Если я ожидала, что развлечений в Каменице будет намного больше, чем в Свири, то первый же день пребывания в столице показал мне, насколько я ошиблась. Устав накануне, я рано легла спать, мимолетно подумав, что Добронега должна была поинтересоваться, хорошо ли я себя чувствую, но, вероятно, прогулка с князем вымотала ее саму, и ей было не до меня. С князя мои мысли перескочили на Миролюба. Меня снова смущала его откровенность. Хотелось бы думать, что он, в отличие от остальных мужчин в этом мире, видит во мне человека, с которым можно делиться своими мыслями, но что-то не давало мне поверить в это окончательно. Вдобавок к этому давила неизвестность насчет судьбы Альгидраса. Мне очень хотелось верить Миролюбу, но никаких гарантий того, что происшествие останется в тайне, не было: слишком много свидетелей было у этой истории. Вдруг кто-то решит, что ему выгоднее заслужить расположение князя, чем хранить верность княжичу? Полную гарантию безопасности Альгидраса могла дать, пожалуй, лишь безвременная кончина всех свидетелей. Но думать о таком даже в шутку я не могла.
В итоге снилось мне что-то странное. Я видела чашу с ритуальным огнем и откуда-то знала, что это именно тот первозданный Огонь, который горит в Савойском монастыре. Еще я от кого-то убегала, а вдогонку мне летел голос, говоривший что-то на незнакомом языке. Во сне я точно знала, что это пророчество, но, естественно, не понимала ни слова. Еще подумала, что мне необходимо обязательно его запомнить, чтобы потом попросить Альгидраса перевести, но и это, разумеется, мне не удалось. Более того, я проснулась с мыслью, что эти сны словно не мои: пугающие, бредовые. Я попыталась прислушаться к своему организму, чтобы понять, не заболела ли, однако чувствовала я себя гораздо бодрее, чем в Свири. И это тоже было странно.
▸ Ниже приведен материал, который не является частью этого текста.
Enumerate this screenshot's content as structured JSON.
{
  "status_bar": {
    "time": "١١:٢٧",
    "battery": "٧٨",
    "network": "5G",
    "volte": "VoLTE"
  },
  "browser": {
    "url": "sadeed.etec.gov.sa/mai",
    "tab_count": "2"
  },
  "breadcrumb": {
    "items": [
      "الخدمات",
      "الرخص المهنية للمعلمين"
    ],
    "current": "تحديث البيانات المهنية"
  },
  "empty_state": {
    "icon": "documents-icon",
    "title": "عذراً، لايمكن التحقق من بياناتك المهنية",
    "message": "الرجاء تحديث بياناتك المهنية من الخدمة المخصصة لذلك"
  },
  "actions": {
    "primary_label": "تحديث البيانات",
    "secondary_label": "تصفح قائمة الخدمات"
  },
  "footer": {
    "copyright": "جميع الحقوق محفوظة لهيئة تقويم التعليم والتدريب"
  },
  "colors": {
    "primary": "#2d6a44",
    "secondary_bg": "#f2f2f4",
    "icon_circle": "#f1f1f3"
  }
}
Я спрыгнула с кровати и, прошлепав босиком к окну, распахнула ставни только для того, чтобы увидеть пелену дождя. Лежа в постели, я слышала, что идет дождь, но даже не предполагала, что настолько сильный.
Окончательно проснувшись, я вспомнила, что живу в комнате вообще-то не одна, а с Добронегой, и, обернувшись, с удивлением увидела ее пустую, аккуратно заправленную постель. Ну и как мне теперь? Весь день тут сидеть?
Пока я одевалась и умывалась водой из заботливо приготовленного кувшина, дверь отворилась и вошла Добронега.
– Проснулась уже? – спросила она и рассеянно коснулась ладонью бока печи.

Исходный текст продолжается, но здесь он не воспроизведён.